# Calculating Liters of Water Raised From Well

• jezelee
In summary, the problem involves a horse working for 8 hours to raise water from a well that is 20 feet deep. The density of water is 1.0 X 10^3 kg/m^3. The question is how many liters of water the horse raised from the well and how much energy was produced and required for this task. To solve this problem, the depth of the well needs to be converted from feet to meters and standard units for mass, length, and energy should be used. The equation used to calculate the work done is W= F dx, where F= ma. The power of the horse is assumed to be 1 horsepower and all its energy goes into raising the water. The equation used to calculate
jezelee
here is the question...water w/ density 1.0 X 10 (3) kg/m cubed, a well 20 feet deep, and a horse worked for 8 hours. How many liters of water did the horse raise from the well? I am ok in unit conversions, but I need help in figuring out steps in solving this problem.

What do you think? How much energy does the horse produce in those 8 hours? (Assume its power is 1 horse power. And that all its energy goes into raising water.) And how much energy is required to raise a liter of water 20 feet?

(Be sure to convert to standard units--meters, kilograms, watts, joules.)

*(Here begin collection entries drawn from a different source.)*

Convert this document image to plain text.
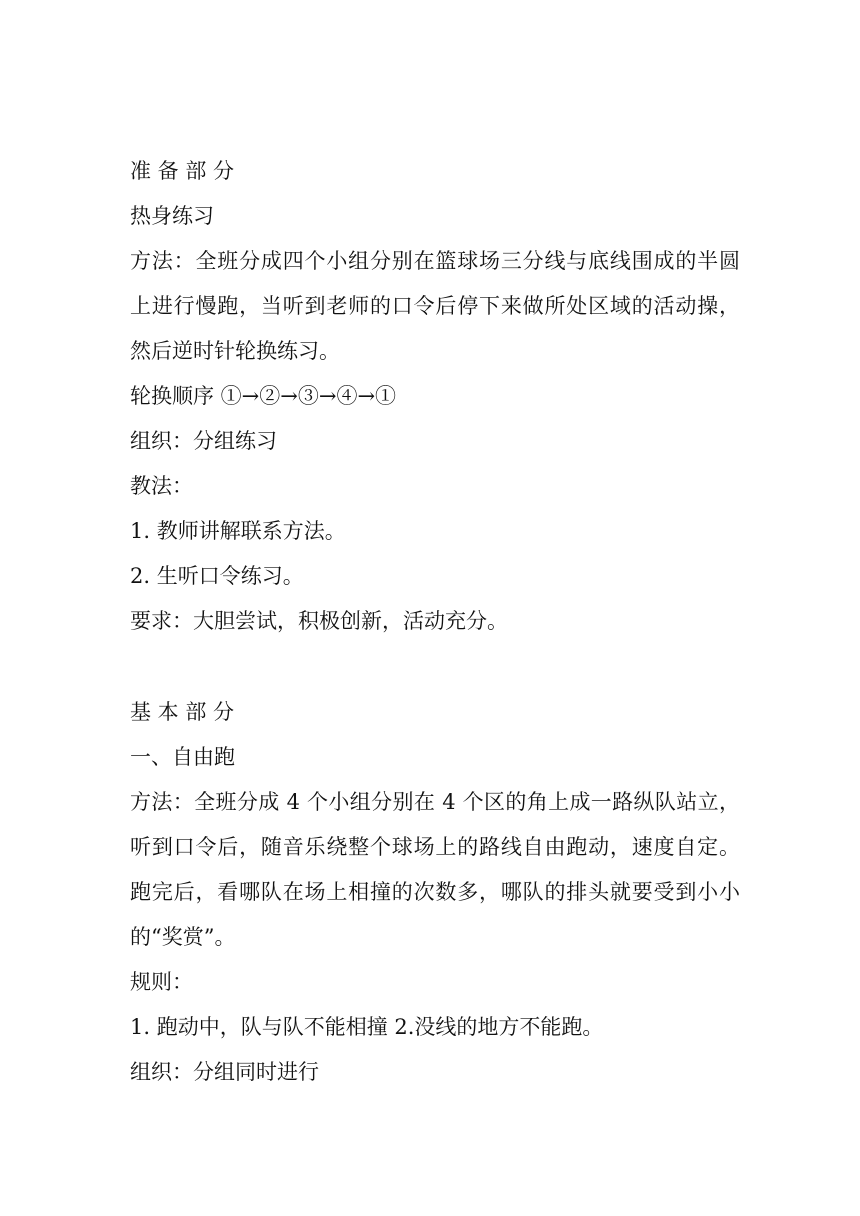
准 备 部 分
热身练习
方法：全班分成四个小组分别在篮球场三分线与底线围成的半圆
上进行慢跑，当听到老师的口令后停下来做所处区域的活动操，
然后逆时针轮换练习。
轮换顺序 ①→②→③→④→①
组织：分组练习
教法：
1. 教师讲解联系方法。
2. 生听口令练习。
要求：大胆尝试，积极创新，活动充分。
基 本 部 分
一、自由跑
方法：全班分成 4 个小组分别在 4 个区的角上成一路纵队站立，
听到口令后，随音乐绕整个球场上的路线自由跑动，速度自定。
跑完后，看哪队在场上相撞的次数多，哪队的排头就要受到小小
的“奖赏”。
规则：
1. 跑动中，队与队不能相撞 2.没线的地方不能跑。
组织：分组同时进行
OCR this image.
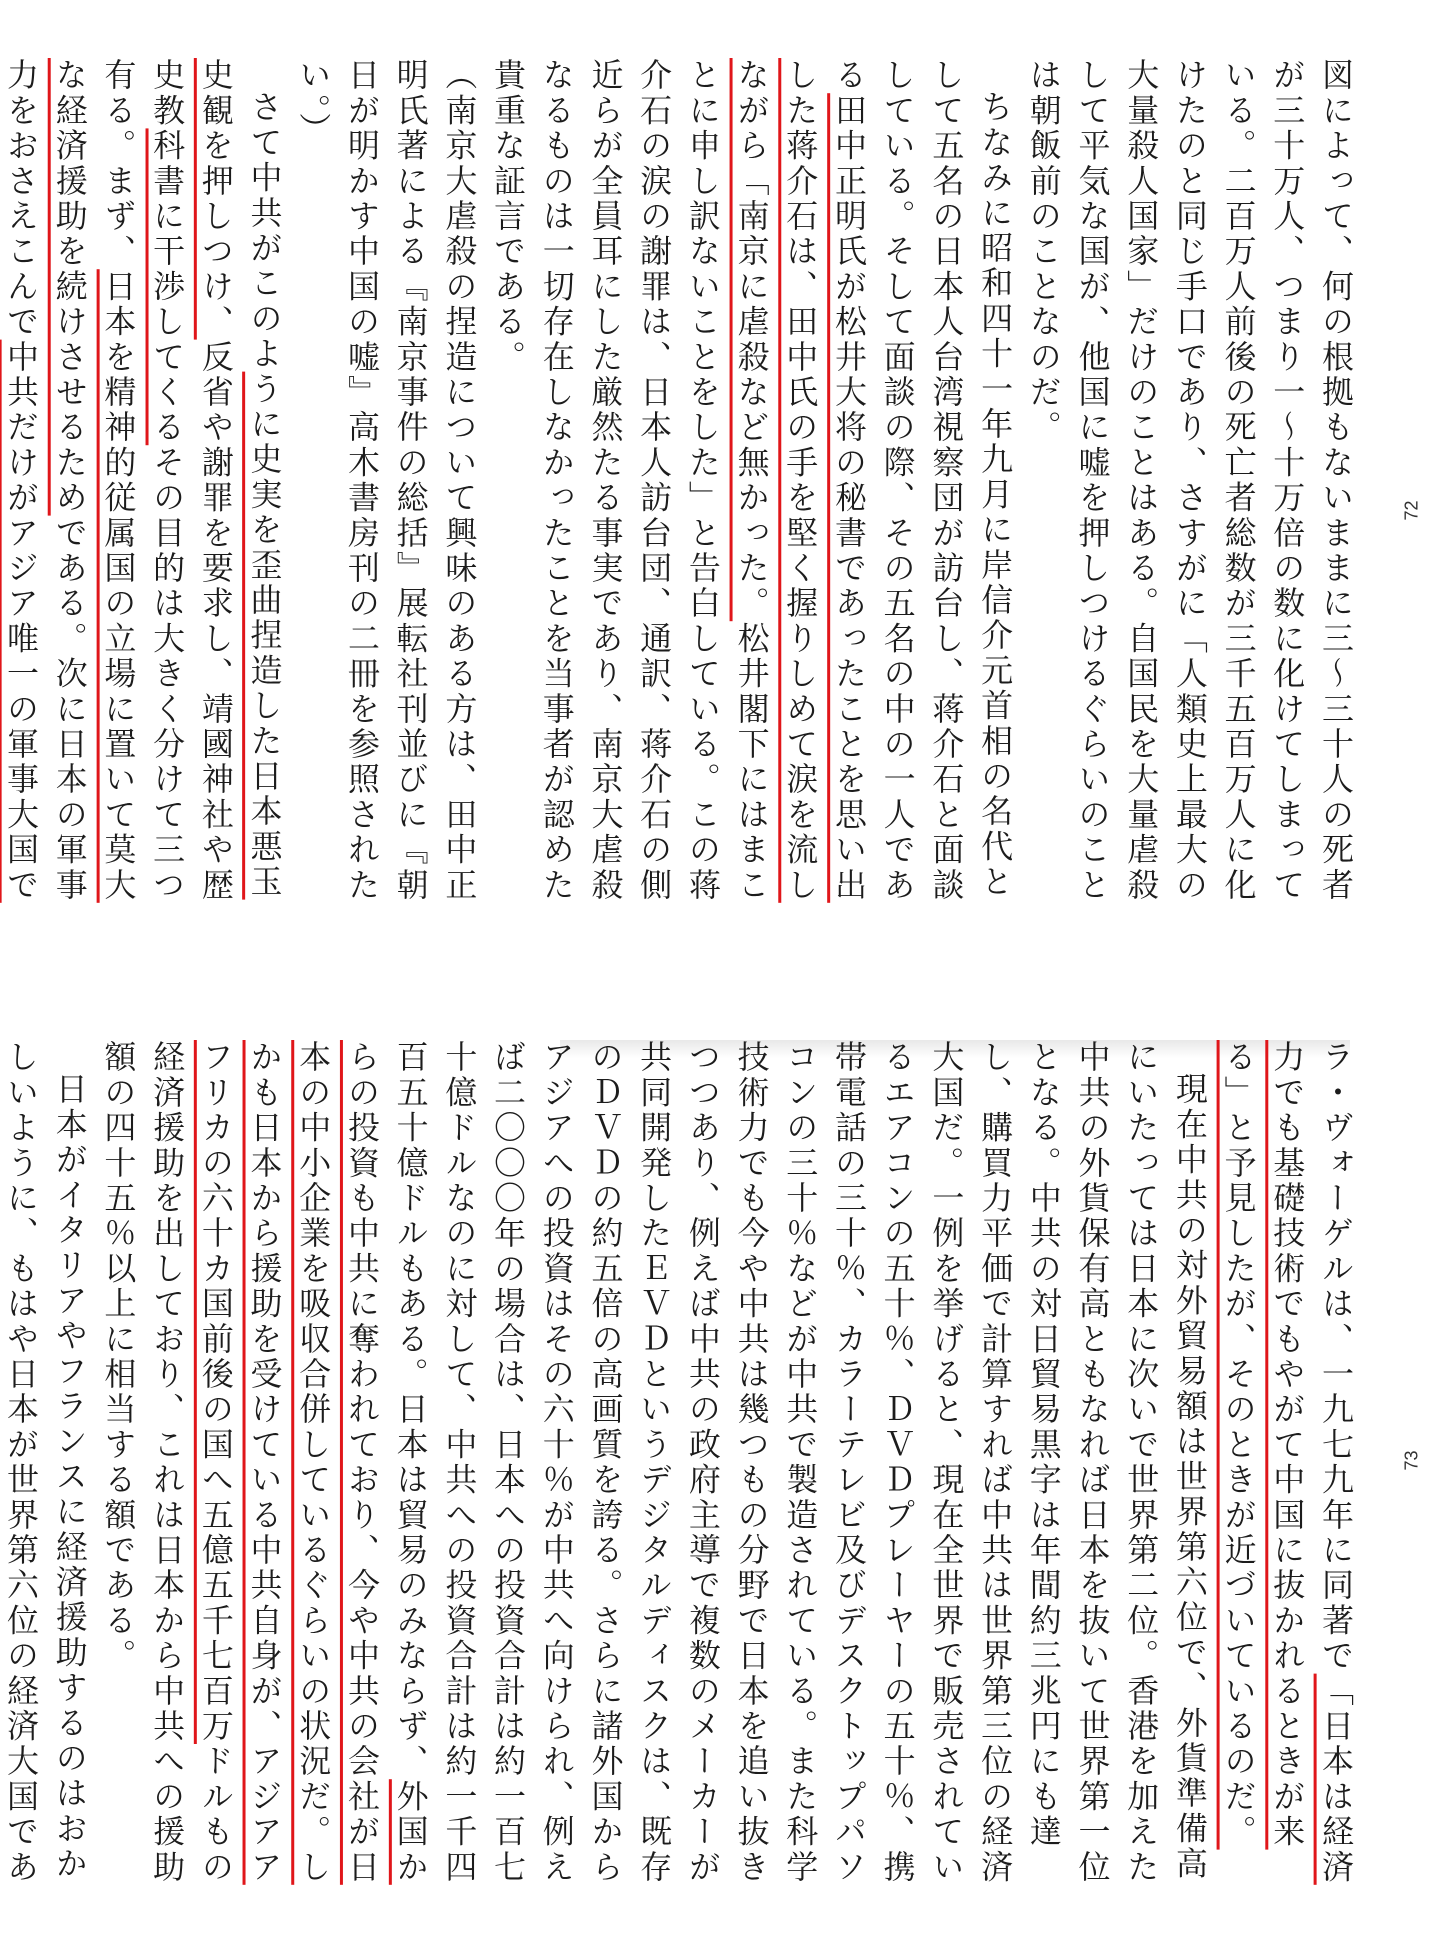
図によって、何の根拠もないままに三～三十人の死者が三十万人、つまり一～十万倍の数に化けてしまっている。二百万人前後の死亡者総数が三千五百万人に化けたのと同じ手口であり、さすがに「人類史上最大の大量殺人国家」だけのことはある。自国民を大量虐殺して平気な国が、他国に嘘を押しつけるぐらいのことは朝飯前のことなのだ。

ちなみに昭和四十一年九月に岸信介元首相の名代として五名の日本人台湾視察団が訪台し、蒋介石と面談している。そして面談の際、その五名の中の一人である田中正明氏が松井大将の秘書であったことを思い出した蒋介石は、田中氏の手を堅く握りしめて涙を流しながら「南京に虐殺など無かった。松井閣下にはまことに申し訳ないことをした」と告白している。この蒋介石の涙の謝罪は、日本人訪台団、通訳、蒋介石の側近らが全員耳にした厳然たる事実であり、南京大虐殺なるものは一切存在しなかったことを当事者が認めた貴重な証言である。

（南京大虐殺の捏造について興味のある方は、田中正明氏著による『南京事件の総括』展転社刊並びに『朝日が明かす中国の嘘』高木書房刊の二冊を参照されたい。）

さて中共がこのように史実を歪曲捏造した日本悪玉史観を押しつけ、反省や謝罪を要求し、靖國神社や歴史教科書に干渉してくるその目的は大きく分けて三つ有る。まず、日本を精神的従属国の立場に置いて莫大な経済援助を続けさせるためである。次に日本の軍事力をおさえこんで中共だけがアジア唯一の軍事大国で

72

ラ・ヴォーゲルは、一九七九年に同著で「日本は経済力でも基礎技術でもやがて中国に抜かれるときが来る」と予見したが、そのときが近づいているのだ。

現在中共の対外貿易額は世界第六位で、外貨準備高にいたっては日本に次いで世界第二位。香港を加えた中共の外貨保有高ともなれば日本を抜いて世界第一位となる。中共の対日貿易黒字は年間約三兆円にも達し、購買力平価で計算すれば中共は世界第三位の経済大国だ。一例を挙げると、現在全世界で販売されているエアコンの五十％、ＤＶＤプレーヤーの五十％、携帯電話の三十％、カラーテレビ及びデスクトップパソコンの三十％などが中共で製造されている。また科学技術力でも今や中共は幾つもの分野で日本を追い抜きつつあり、例えば中共の政府主導で複数のメーカーが共同開発したＥＶＤというデジタルディスクは、既存のＤＶＤの約五倍の高画質を誇る。さらに諸外国からアジアへの投資はその六十％が中共へ向けられ、例えば二〇〇〇年の場合は、日本への投資合計は約一百七十億ドルなのに対して、中共への投資合計は約一千四百五十億ドルもある。日本は貿易のみならず、外国からの投資も中共に奪われており、今や中共の会社が日本の中小企業を吸収合併しているぐらいの状況だ。しかも日本から援助を受けている中共自身が、アジアアフリカの六十カ国前後の国へ五億五千七百万ドルもの経済援助を出しており、これは日本から中共への援助額の四十五％以上に相当する額である。

日本がイタリアやフランスに経済援助するのはおかしいように、もはや日本が世界第六位の経済大国であ

73
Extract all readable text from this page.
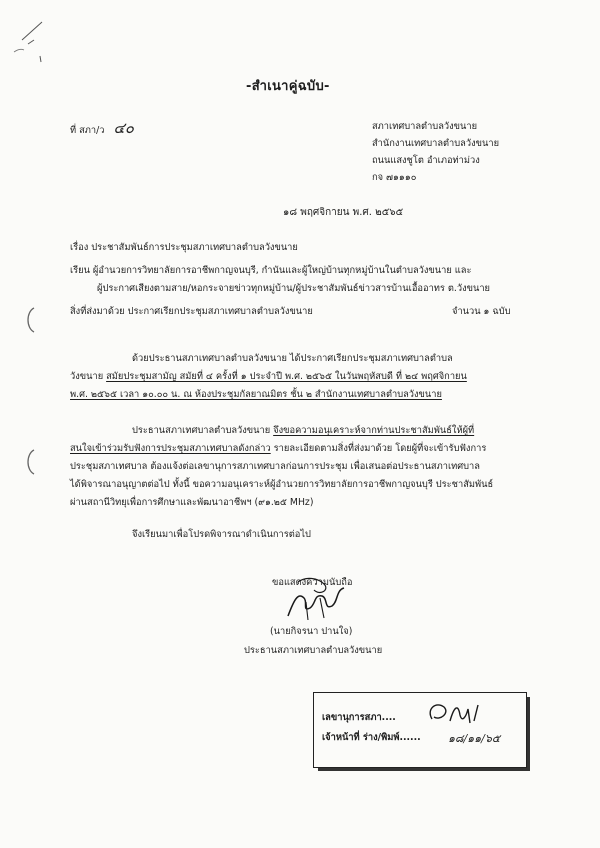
-สำเนาคู่ฉบับ-
ที่ สภา/ว ๔๐	สภาเทศบาลตำบลวังขนาย
สำนักงานเทศบาลตำบลวังขนาย
ถนนแสงชูโต อำเภอท่าม่วง
กจ ๗๑๑๑๐
๑๘ พฤศจิกายน พ.ศ. ๒๕๖๕
เรื่อง ประชาสัมพันธ์การประชุมสภาเทศบาลตำบลวังขนาย
เรียน ผู้อำนวยการวิทยาลัยการอาชีพกาญจนบุรี, กำนันและผู้ใหญ่บ้านทุกหมู่บ้านในตำบลวังขนาย และ
ผู้ประกาศเสียงตามสาย/หอกระจายข่าวทุกหมู่บ้าน/ผู้ประชาสัมพันธ์ข่าวสารบ้านเอื้ออาทร ต.วังขนาย
สิ่งที่ส่งมาด้วย ประกาศเรียกประชุมสภาเทศบาลตำบลวังขนาย	จำนวน ๑ ฉบับ
ด้วยประธานสภาเทศบาลตำบลวังขนาย ได้ประกาศเรียกประชุมสภาเทศบาลตำบล
วังขนาย สมัยประชุมสามัญ สมัยที่ ๔ ครั้งที่ ๑ ประจำปี พ.ศ. ๒๕๖๕ ในวันพฤหัสบดี ที่ ๒๔ พฤศจิกายน
พ.ศ. ๒๕๖๕ เวลา ๑๐.๐๐ น. ณ ห้องประชุมกัลยาณมิตร ชั้น ๒ สำนักงานเทศบาลตำบลวังขนาย
ประธานสภาเทศบาลตำบลวังขนาย จึงขอความอนุเคราะห์จากท่านประชาสัมพันธ์ให้ผู้ที่
สนใจเข้าร่วมรับฟังการประชุมสภาเทศบาลดังกล่าว รายละเอียดตามสิ่งที่ส่งมาด้วย โดยผู้ที่จะเข้ารับฟังการ
ประชุมสภาเทศบาล ต้องแจ้งต่อเลขานุการสภาเทศบาลก่อนการประชุม เพื่อเสนอต่อประธานสภาเทศบาล
ได้พิจารณาอนุญาตต่อไป ทั้งนี้ ขอความอนุเคราะห์ผู้อำนวยการวิทยาลัยการอาชีพกาญจนบุรี ประชาสัมพันธ์
ผ่านสถานีวิทยุเพื่อการศึกษาและพัฒนาอาชีพฯ (๙๑.๒๕ MHz)
จึงเรียนมาเพื่อโปรดพิจารณาดำเนินการต่อไป
ขอแสดงความนับถือ
(นายกิจรนา ปานใจ)
ประธานสภาเทศบาลตำบลวังขนาย
เลขานุการสภา....
เจ้าหน้าที่ ร่าง/พิมพ์...... ๑๘/๑๑/๖๕
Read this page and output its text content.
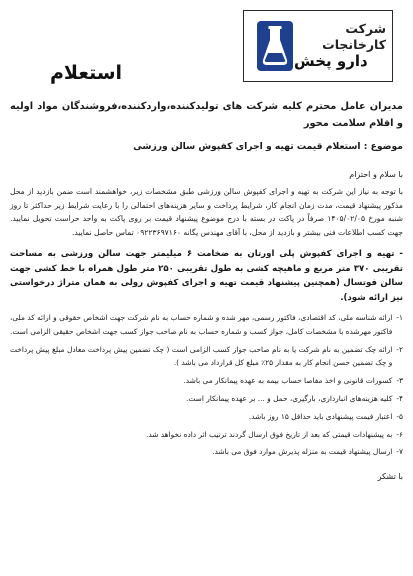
شرکت کارخانجات
دارو پخش
استعلام
مدیران عامل محترم کلیه شرکت های تولیدکننده،واردکننده،فروشندگان مواد اولیه و اقلام سلامت محور
موضوع : استعلام قیمت تهیه و اجرای کفپوش سالن ورزشی
با سلام و احترام
با توجه به نیاز این شرکت به تهیه و اجرای کفپوش سالن ورزشی طبق مشخصات زیر، خواهشمند است ضمن بازدید از محل مذکور پیشنهاد قیمت، مدت زمان انجام کار، شرایط پرداخت و سایر هزینه‌های احتمالی را با رعایت شرایط زیر حداکثر تا روز شنبه مورخ ۱۴۰۵/۰۲/۰۵ صرفاً در پاکت در بسته با درج موضوع پیشنهاد قیمت بر روی پاکت به واحد حراست تحویل نمایید. جهت کسب اطلاعات فنی بیشتر و بازدید از محل، با آقای مهندس یگانه ۰۹۲۲۳۶۹۷۱۶۰ تماس حاصل نمایید.
- تهیه و اجرای کفپوش پلی اورتان به ضخامت ۶ میلیمتر جهت سالن ورزشی به مساحت تقریبی ۳۷۰ متر مربع و ماهیچه کشی به طول تقریبی ۲۵۰ متر طول همراه با خط کشی جهت سالن فوتسال (همچنین پیشنهاد قیمت تهیه و اجرای کفپوش رولی به همان متراژ درخواستی نیز ارائه شود).
۱-
ارائه شناسه ملی، کد اقتصادی، فاکتور رسمی، مهر شده و شماره حساب به نام شرکت جهت اشخاص حقوقی و ارائه کد ملی، فاکتور مهرشده با مشخصات کامل، جواز کسب و شماره حساب به نام صاحب جواز کسب جهت اشخاص حقیقی الزامی است.
۲-
ارائه چک تضمین به نام شرکت یا به نام صاحب جواز کسب الزامی است ( چک تضمین پیش پرداخت معادل مبلغ پیش پرداخت و چک تضمین حسن انجام کار به مقدار ۲۵٪ مبلغ کل قرارداد می باشد ).
۳-
کسورات قانونی و اخذ مفاصا حساب بیمه به عهده پیمانکار می باشد.
۴-
کلیه هزینه‌های انبارداری، بارگیری، حمل و ... بر عهده پیمانکار است.
۵-
اعتبار قیمت پیشنهادی باید حداقل ۱۵ روز باشد.
۶-
به پیشنهادات قیمتی که بعد از تاریخ فوق ارسال گردند ترتیب اثر داده نخواهد شد.
۷-
ارسال پیشنهاد قیمت به منزله پذیرش موارد فوق می باشد.
با تشکر
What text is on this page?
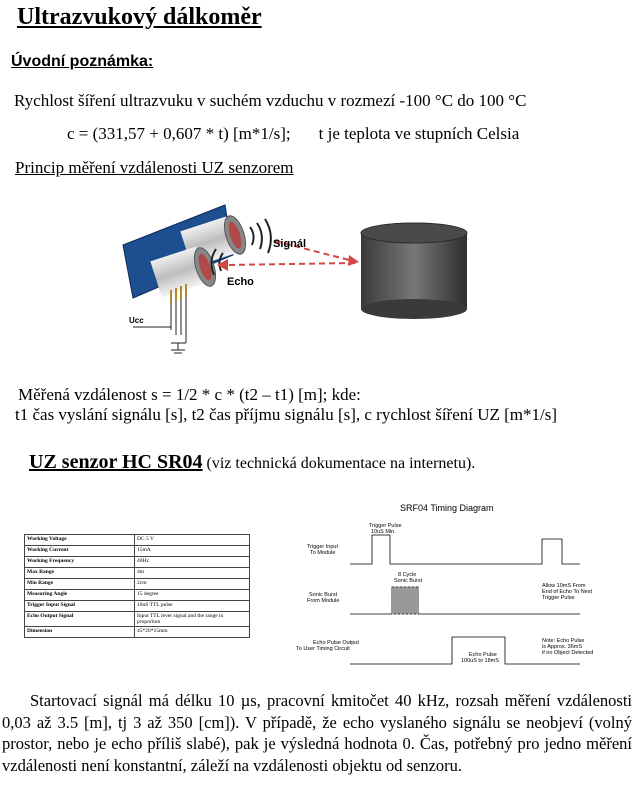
Ultrazvukový dálkoměr
Úvodní poznámka:
Rychlost šíření ultrazvuku v suchém vzduchu v rozmezí -100 °C do 100 °C
c = (331,57 + 0,607 * t) [m*1/s]; t je teplota ve stupních Celsia
Princip měření vzdálenosti UZ senzorem
Ucc
Signál
Echo
Měřená vzdálenost s = 1/2 * c * (t2 – t1) [m]; kde:
t1 čas vyslání signálu [s], t2 čas příjmu signálu [s], c rychlost šíření UZ [m*1/s]
UZ senzor HC SR04 (viz technická dokumentace na internetu).
Working Voltage	DC 5 V
Working Current	15mA
Working Frequency	40Hz
Max Range	4m
Min Range	2cm
Measuring Angle	15 degree
Trigger Input Signal	10uS TTL pulse
Echo Output Signal	Input TTL lever signal and the range in proportion
Dimension	45*20*15mm
SRF04 Timing Diagram
Trigger Input
To Module
Trigger Pulse
10uS Min.
Sonic Burst
From Module
8 Cycle
Sonic Burst
Allow 10mS From
End of Echo To Next
Trigger Pulse
Echo Pulse Output
To User Timing Circuit
Echo Pulse
100uS to 18mS
Note: Echo Pulse
is Approx. 36mS
if no Object Detected
Startovací signál má délku 10 µs, pracovní kmitočet 40 kHz, rozsah měření vzdálenosti 0,03 až 3.5 [m], tj 3 až 350 [cm]). V případě, že echo vyslaného signálu se neobjeví (volný prostor, nebo je echo příliš slabé), pak je výsledná hodnota 0. Čas, potřebný pro jedno měření vzdálenosti není konstantní, záleží na vzdálenosti objektu od senzoru.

First, the depth of the well was meters, not feet. Second, I'm still not sure if I'm heading in the right direction. If water is 1 kg per liter, the work= F dx, and F= ma...then W= (1kg)(9.8 m/s sq.)(20m) = 196 J for each liter rased from the well. correct? If power is W/ dt, and I let the variable n equal the total number of liters raised, I set up an equation of (196)(n)/ 28800 sec = 1Watt. Solving for n gives me ~146.9 liters. Is this correct?

If my memory is correct, for liquids, P = Q * density * height, where Q is flow in volume/unit time.

You're still missing the horsepower. How many watts is 1 horsepower?

## 1. How do you calculate the liters of water raised from a well?

To calculate the liters of water raised from a well, you will need to know the flow rate (in liters per minute) and the pumping time (in minutes). Multiply the flow rate by the pumping time to get the total number of liters raised from the well.

## 2. What is the formula for calculating the liters of water raised from a well?

The formula for calculating the liters of water raised from a well is: Liters = Flow Rate (L/min) x Pumping Time (min).

## 3. Can the depth of the well affect the calculation of liters of water raised?

Yes, the depth of the well can affect the calculation of liters of water raised. The deeper the well, the higher the pressure and the faster the water will flow, which will impact the flow rate and therefore the total liters raised.

## 4. What is a common unit of measurement for flow rate in well water systems?

The most common unit of measurement for flow rate in well water systems is liters per minute (L/min). Other units such as gallons per minute (GPM) or cubic meters per hour (m3/h) may also be used.

## 5. How can knowing the liters of water raised from a well be helpful?

Knowing the liters of water raised from a well can be helpful in understanding the water supply and usage of a well. This information can also be used to monitor for any changes in the well's productivity and to calculate the cost of operating the well.